Aren’t octernions non-associative, though? It seems to me that that would make them very clumsy to work with.
Brief introduction to quaternions: In the real numbers, you have one unit, 1. Any real number can be expressed as the product of a real number and 1. In the complex numbers, you have two units, 1 and i. Every complex number can be expressed as the sum of products of real numbers with the units. That is to say, any complex number can be expressed as a1 + bi. In order to add complex numbers, you just add the parts, but to multiply them, you need to know an additional rule for multiplication, that is that ii = -1. Then, you multiply two complex numbers just like you’d multiply any polynomials (using the good old FOIL rule or equivalent), and whenever you have ii in your answer, replace that by -1.
In the quaternions, you have four units (hence the name), 1, i, j, and k. Again, we need some new multiplication rules: ii = jj = kk = -1, and ij = k, jk = i, and ki = j.
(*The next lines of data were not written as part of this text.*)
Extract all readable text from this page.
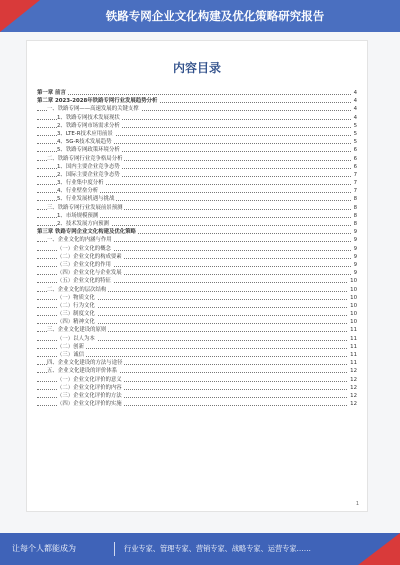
铁路专网企业文化构建及优化策略研究报告
内容目录
第一章 前言	4
第二章 2023-2028年铁路专网行业发展趋势分析	4
一、铁路专网——高速发展的关键支撑	4
1、铁路专网技术发展现状	4
2、铁路专网市场需求分析	5
3、LTE-R技术应用前景	5
4、5G-R技术发展趋势	5
5、铁路专网政策环境分析	6
二、铁路专网行业竞争格局分析	6
1、国内主要企业竞争态势	6
2、国际主要企业竞争态势	7
3、行业集中度分析	7
4、行业壁垒分析	7
5、行业发展机遇与挑战	8
三、铁路专网行业发展前景预测	8
1、市场规模预测	8
2、技术发展方向预测	8
第三章 铁路专网企业文化构建及优化策略	9
一、企业文化的内涵与作用	9
（一）企业文化的概念	9
（二）企业文化的构成要素	9
（三）企业文化的作用	9
（四）企业文化与企业发展	9
（五）企业文化的特征	10
二、企业文化的层次结构	10
（一）物质文化	10
（二）行为文化	10
（三）制度文化	10
（四）精神文化	10
三、企业文化建设的原则	11
（一）以人为本	11
（二）创新	11
（三）诚信	11
四、企业文化建设的方法与途径	11
五、企业文化建设的评价体系	12
（一）企业文化评价的意义	12
（二）企业文化评价的内容	12
（三）企业文化评价的方法	12
（四）企业文化评价的实施	12
1
让每个人都能成为	行业专家、管理专家、营销专家、战略专家、运营专家……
In order to make quaternions associative (a very desireable propery, meaning that x*(yz) = (xy)z for any x, y, and z), it turns out that you need to also set ji = -k, kj = -i, and ik = -j. So quaternions are not commutative: It’s not always true that xy = yx. Commutivity is a useful property, but it’s not actually as important as associativity, and hey, you can’t have everything.
Any system of objects which follows those multiplication rules and vector addition rules are quaternions. It’s not necessary to have any particular representation for them; you can just call them 1, i, j, and k if you like. It happens, though, that one can choose a set of matrices which behave in exactly this manner, and it’s often convenient to do so, since there’s a lot of work already done for working with matrices. The matrices themselves are sometimes called the quaternions, but that’s not strictly accurate: They’re just one of many ways of representing quaternions.